6. Pratique a gratidão. “Existe alguma neurociência em torno da ideia de que as pessoas não podem ter medo e gratidão em suas mentes ao mesmo tempo”, diz Winston, “então fazer algum tipo de prática de gratidão agora pode definitivamente ser útil.”
Ligue para uma pessoa amada e diga o quanto você a aprecia. Passe alguns minutos escrevendo coisas pelas quais você é grato. Ou apenas aproveite a oportunidade para chamar a atenção para o tempo que você passa com suas pessoas, lugares ou atividades favoritos.

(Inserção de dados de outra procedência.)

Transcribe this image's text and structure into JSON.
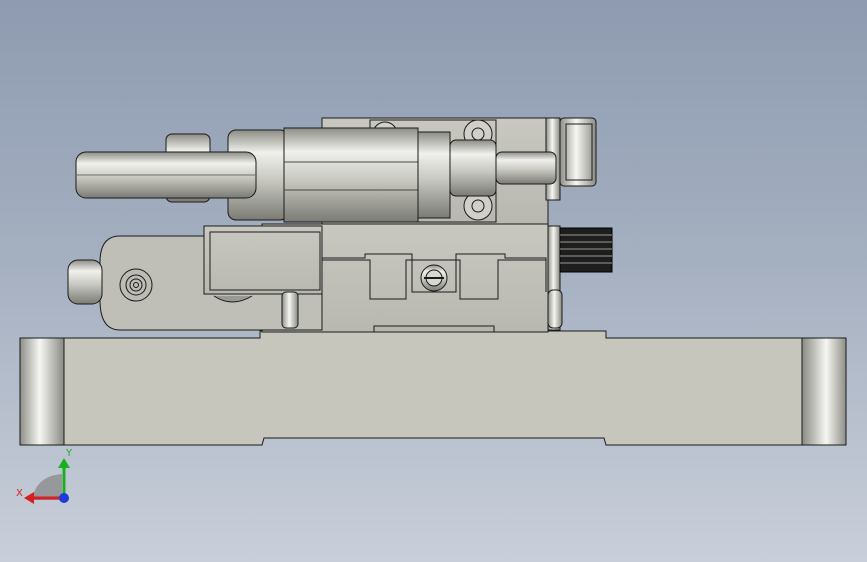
{
  "viewport": {
    "background_top": "#8e9bb0",
    "background_bottom": "#c9cfda"
  },
  "model": {
    "base_color": "#c4c4bb",
    "part_color": "#bdbdb5",
    "edge_color": "#1a1a1a",
    "highlight_color": "#f4f4f0",
    "shadow_color": "#8a8a84"
  },
  "triad": {
    "x_label": "X",
    "y_label": "Y",
    "x_color": "#d42020",
    "y_color": "#18b020",
    "z_color": "#1f3ad8"
  }
}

Essas estratégias certamente não resolverão todos os desafios do país, nem apagarão sua raiva ou ansiedades. Mas esse não é o objetivo da atenção plena - e é isso que o torna realista.
“Não se trata de tentar se livrar desses sentimentos”, diz Winston. “Trata-se de dar a si mesmo ferramentas para que você possa tolerá-las e ficar em paz com elas, para que possa seguir em frente e para cima.”